The team then goes to a local bar to try to convince the owner to turn down the music. The owner, named Nain Rogue, instead refuses and begins to insult them, particularly Mr. Immortal and Bertha. The group is arrested, but Doorman escapes by teleporting out of jail. The other GLA members are left to deal with Goodness Silva, a girl with the ability to transform into a werewolf-like state who is attacking the police inside the station. They are later released thanks to Connie Ferrari, despite the accusations of councilman Dick Snerd, who is actually Nain Rouge. Big Bertha is present when Goodness Silva joins the Great Lakes Avengers under the name Good Boy.

After learning that Snerd is Nain Rouge, Bertha and Good Boy take him hostage. Realizing that Snerd has numerous connections and would potentially get back on the streets, Good Boy transforms and brutally assaults Snerd. Later, the team drop off a gravely injured Snerd at the hospital.

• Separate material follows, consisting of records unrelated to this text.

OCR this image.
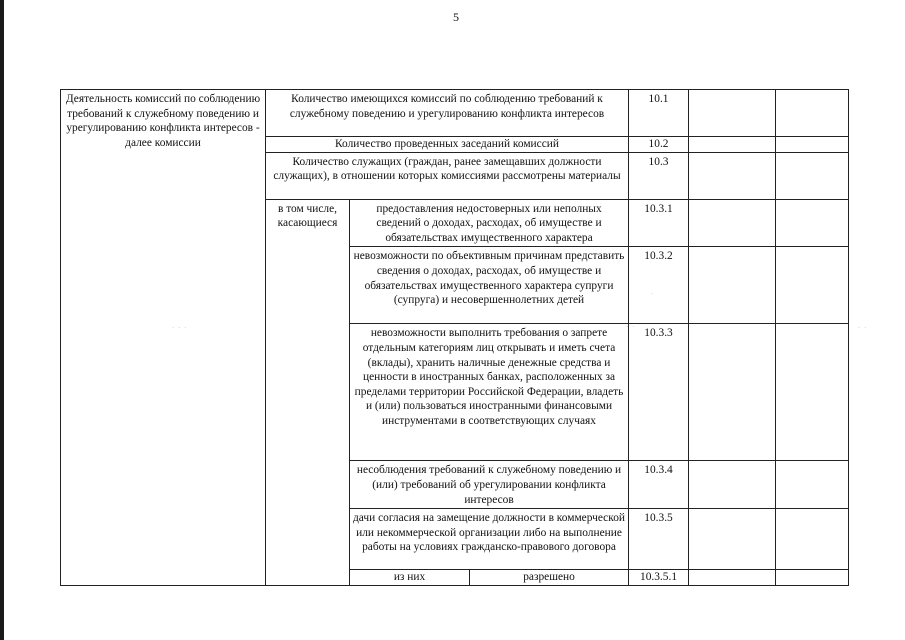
5
· · ·	· ·
·
· ·
Деятельность комиссий по соблюдению требований к служебному поведению и урегулированию конфликта интересов - далее комиссии	Количество имеющихся комиссий по соблюдению требований к служебному поведению и урегулированию конфликта интересов			10.1		
	Количество проведенных заседаний комиссий			10.2		
	Количество служащих (граждан, ранее замещавших должности служащих), в отношении которых комиссиями рассмотрены материалы			10.3		
	в том числе, касающиеся	предоставления недостоверных или неполных сведений о доходах, расходах, об имуществе и обязательствах имущественного характера		10.3.1		
		невозможности по объективным причинам представить сведения о доходах, расходах, об имуществе и обязательствах имущественного характера супруги (супруга) и несовершеннолетних детей		10.3.2		
		невозможности выполнить требования о запрете отдельным категориям лиц открывать и иметь счета (вклады), хранить наличные денежные средства и ценности в иностранных банках, расположенных за пределами территории Российской Федерации, владеть и (или) пользоваться иностранными финансовыми инструментами в соответствующих случаях		10.3.3		
		несоблюдения требований к служебному поведению и (или) требований об урегулировании конфликта интересов		10.3.4		
		дачи согласия на замещение должности в коммерческой или некоммерческой организации либо на выполнение работы на условиях гражданско-правового договора		10.3.5		
		из них	разрешено	10.3.5.1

After Connie tells the team to lie low for a couple of days, Bertha goes to a modeling gig for a weight-loss product created by Dr. Nod. She then discovers that the gig was a trap set up by Nod to get a sample of her DNA and use it to improve his product with Bertha's powers. Bertha fights back, but Nod ingests much of the supplements, becoming a huge monster, and injures her. Bertha sends a text to the rest of her teammates and takes some of the supplements herself to fight Nod. During the battle, Nod takes more of the supplements, becoming much bigger and monstrous. On Mr. Immortal's suggestion, the team performs a maneuver that has Doorman and Immortal get inside Nod's body, where Immortal kills Nod by punching his heart. After their victory, the team is visited by Deadpool, who tells them that they have been fired and can no longer use the Avengers name.

==Powers and abilities==
Big Bertha has the ability to alter her own body's fat contents at will. In this form, she possesses superhuman strength and durability, and is bulletproof. Bertha suggested that these capabilities are actually based on the manipulation of body mass, so she can selectively increase fatty tissues in those specific anatomical parts to control their size. She is able to purge the excess fat from her body through induced vomiting, and retain a slim figure.

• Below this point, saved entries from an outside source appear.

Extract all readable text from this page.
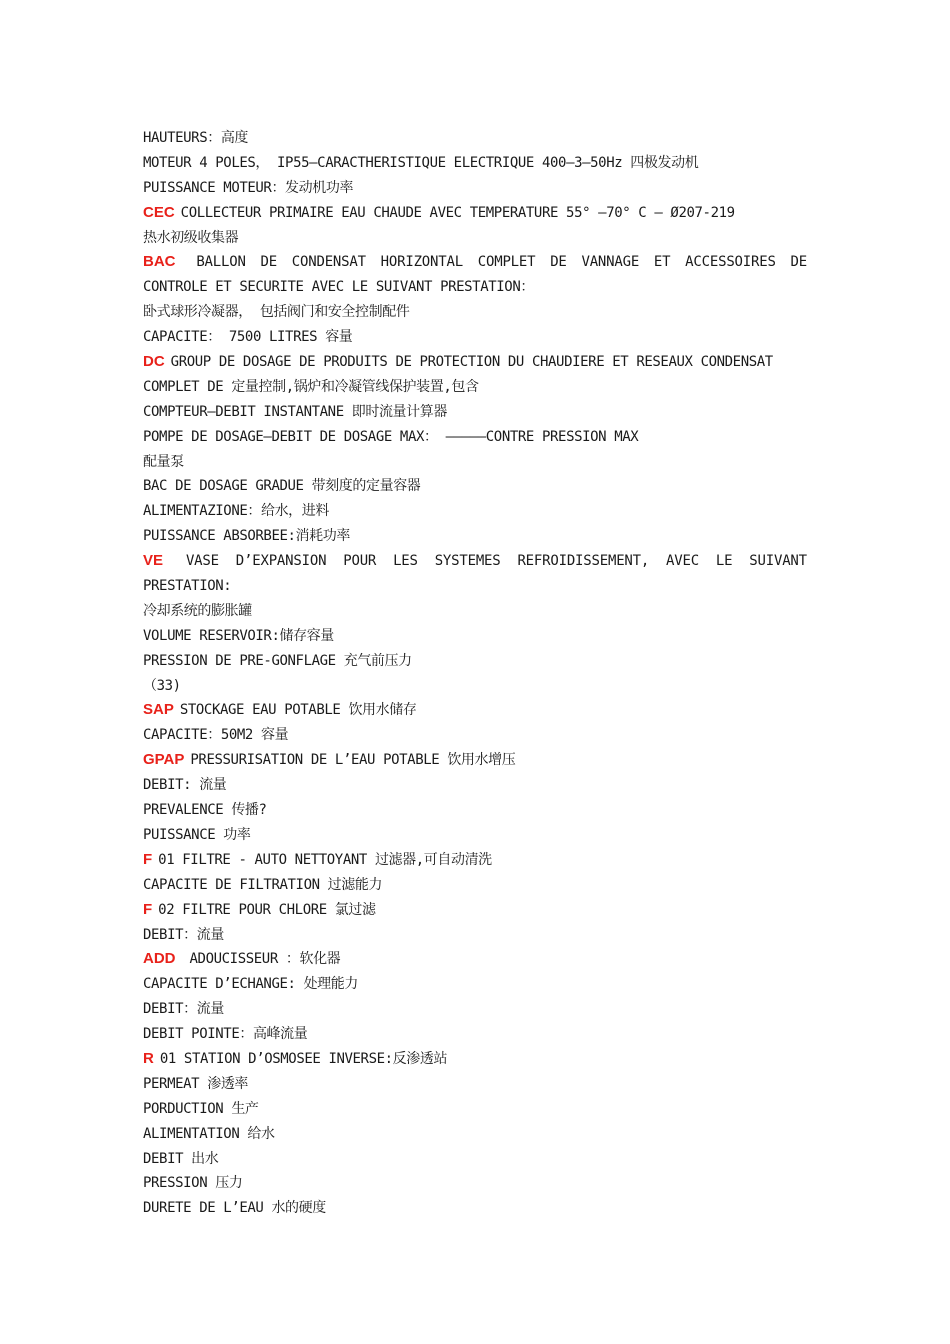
HAUTEURS：高度
MOTEUR 4 POLES， IP55—CARACTHERISTIQUE ELECTRIQUE 400—3—50Hz 四极发动机
PUISSANCE MOTEUR：发动机功率
CEC COLLECTEUR PRIMAIRE EAU CHAUDE AVEC TEMPERATURE 55° —70° C — Ø207-219
热水初级收集器
BAC BALLON DE CONDENSAT HORIZONTAL COMPLET DE VANNAGE ET ACCESSOIRES DE
CONTROLE ET SECURITE AVEC LE SUIVANT PRESTATION：
卧式球形冷凝器， 包括阀门和安全控制配件
CAPACITE： 7500 LITRES 容量
DC GROUP DE DOSAGE DE PRODUITS DE PROTECTION DU CHAUDIERE ET RESEAUX CONDENSAT
COMPLET DE 定量控制,锅炉和冷凝管线保护装置,包含
COMPTEUR—DEBIT INSTANTANE 即时流量计算器
POMPE DE DOSAGE—DEBIT DE DOSAGE MAX： ——–——CONTRE PRESSION MAX
配量泵
BAC DE DOSAGE GRADUE 带刻度的定量容器
ALIMENTAZIONE：给水，进料
PUISSANCE ABSORBEE:消耗功率
VE VASE D’EXPANSION POUR LES SYSTEMES REFROIDISSEMENT, AVEC LE SUIVANT
PRESTATION:
冷却系统的膨胀罐
VOLUME RESERVOIR:储存容量
PRESSION DE PRE-GONFLAGE 充气前压力
（33)
SAP STOCKAGE EAU POTABLE 饮用水储存
CAPACITE：50M2 容量
GPAP PRESSURISATION DE L’EAU POTABLE 饮用水增压
DEBIT: 流量
PREVALENCE 传播?
PUISSANCE 功率
F 01 FILTRE - AUTO NETTOYANT 过滤器,可自动清洗
CAPACITE DE FILTRATION 过滤能力
F 02 FILTRE POUR CHLORE 氯过滤
DEBIT：流量
ADD ADOUCISSEUR ：软化器
CAPACITE D’ECHANGE: 处理能力
DEBIT：流量
DEBIT POINTE：高峰流量
R 01 STATION D’OSMOSEE INVERSE:反渗透站
PERMEAT 渗透率
PORDUCTION 生产
ALIMENTATION 给水
DEBIT 出水
PRESSION 压力
DURETE DE L’EAU 水的硬度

In addition to her mutant powers, she is also a wealthy supermodel, formidable unarmed combatant, skilled aircraft pilot, and a proficient card player.

== Reception ==

=== Critical response ===
Deirdre Kaye of Scary Mommy called Big Bertha a "role model" and a "truly heroic" female character. Comic Book Resources ranked Big Bertha 2nd in their "Great Lakes Avengers: Every Member" list, 4th in their "Marvel: 10 Most Powerful Members Of The Great Lakes Avengers" list, and 7th in their "Avengers: The 10 Most Powerful Recruits From The Fifty State Initiative" list.

=== Analysis ===
Jack Gaul of Comic Book Resources included Big Bertha in their "10 Marvel Comics That Accurately Portray Mental Health Conditions" list, writing, "Bertha's transformations require behaviors associated with bulimia. She doesn't eat in excess to grow, but she must induce vomiting if and when she decides to shed the mass, which is always disturbing and likely traumatic. Before she was comfortable as Bertha full-time, Ashley's routine of vomiting to maintain a beauty standard had striking similarities to dysmorphic disorders, despite the drastic physical change it brought."

==Other versions==
===Ultimate Marvel===
An alternate universe version of Big Bertha from Earth-1610 makes a minor appearance in Ultimate X-Men #50 as a Coney Island freak show attraction.

===Deadpool MAX===
An alternate universe version of Big Bertha from an unidentified universe appears in Deadpool Max. This version is a human stripper.

==In other media==
Big Bertha makes a non-speaking cameo appearance in the Wolverine and the X-Men episode "Greetings from Genosha".